Education in Ethiopia was oriented toward religious learning until after World War II, when the government began to emphasize secular learning as a means to achieve social mobility and national development. By 1974, contempt efforts by the government to improve the situation, less than 10 % of the total population was literate. There were several reasons for this deficiency of progress. According to Teshome G. Wagaw, a former educator at Haile Selassie I University, the primary failure of the education system was its inability to "satisfy the aspirations of the majority of the people and to prepare in any sufficient way those passing through its ranks." Teshome described the system as elitist, inflexible, and unresponsive to local needs. He was equally critical of the distribution of educational opportunity, which favored a few administrative regions and urban centers at the expense of a predominantly illiterate rural population. The education system also suffered from insufficient financing.
In the early 1990s, the problems Ethiopians faced in making their education system responsive to national needs remained formidable. Social and political change had affected many orthodox elements of national life, but it was too soon to predict what effect the changes would have on the progress of education.

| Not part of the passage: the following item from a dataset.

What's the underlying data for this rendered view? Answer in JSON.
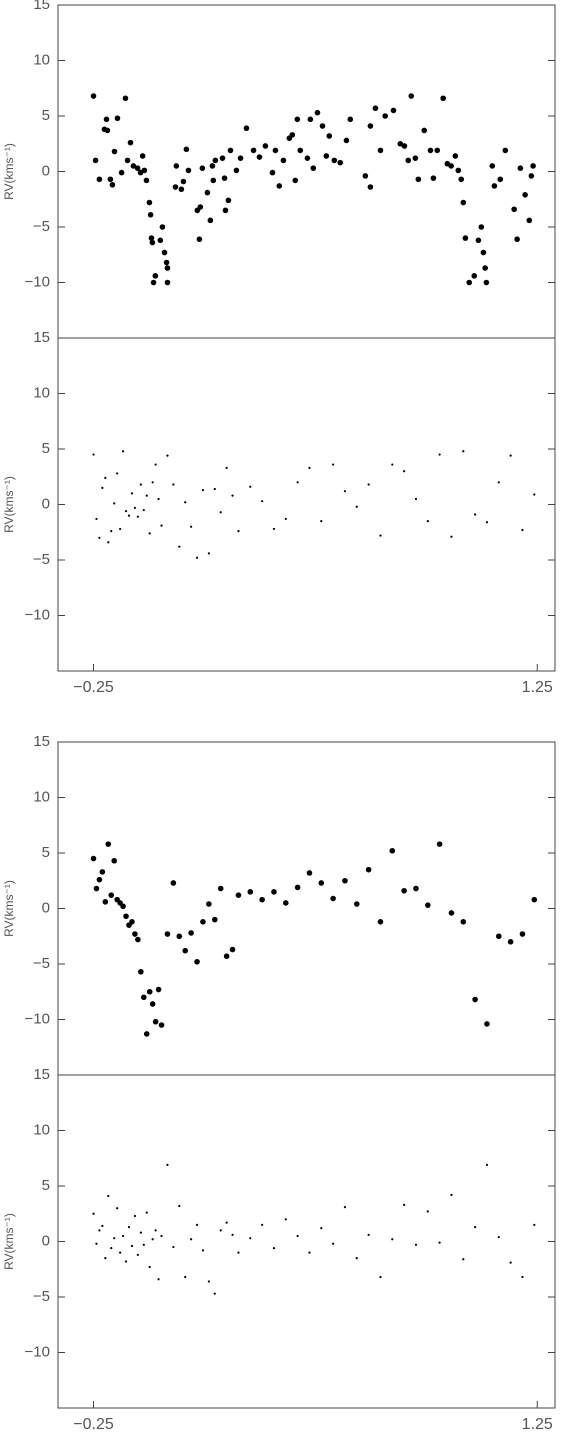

Education has expanded considerably since 1952, when only 4 % of the adult population was literate. Since then, many schools have been opened, and several teacher-training schools have graduated numerous teachers. A major program to increase literacy was started in 1979; but by 2001 only 55 % of the adult population could read and write. Although free education exists from primary school through the college level, regular school facilities are able to enroll only 43 % of the children of school age. In the 1995 school year 3.4 million students attended primary schools run by the government and religious groups.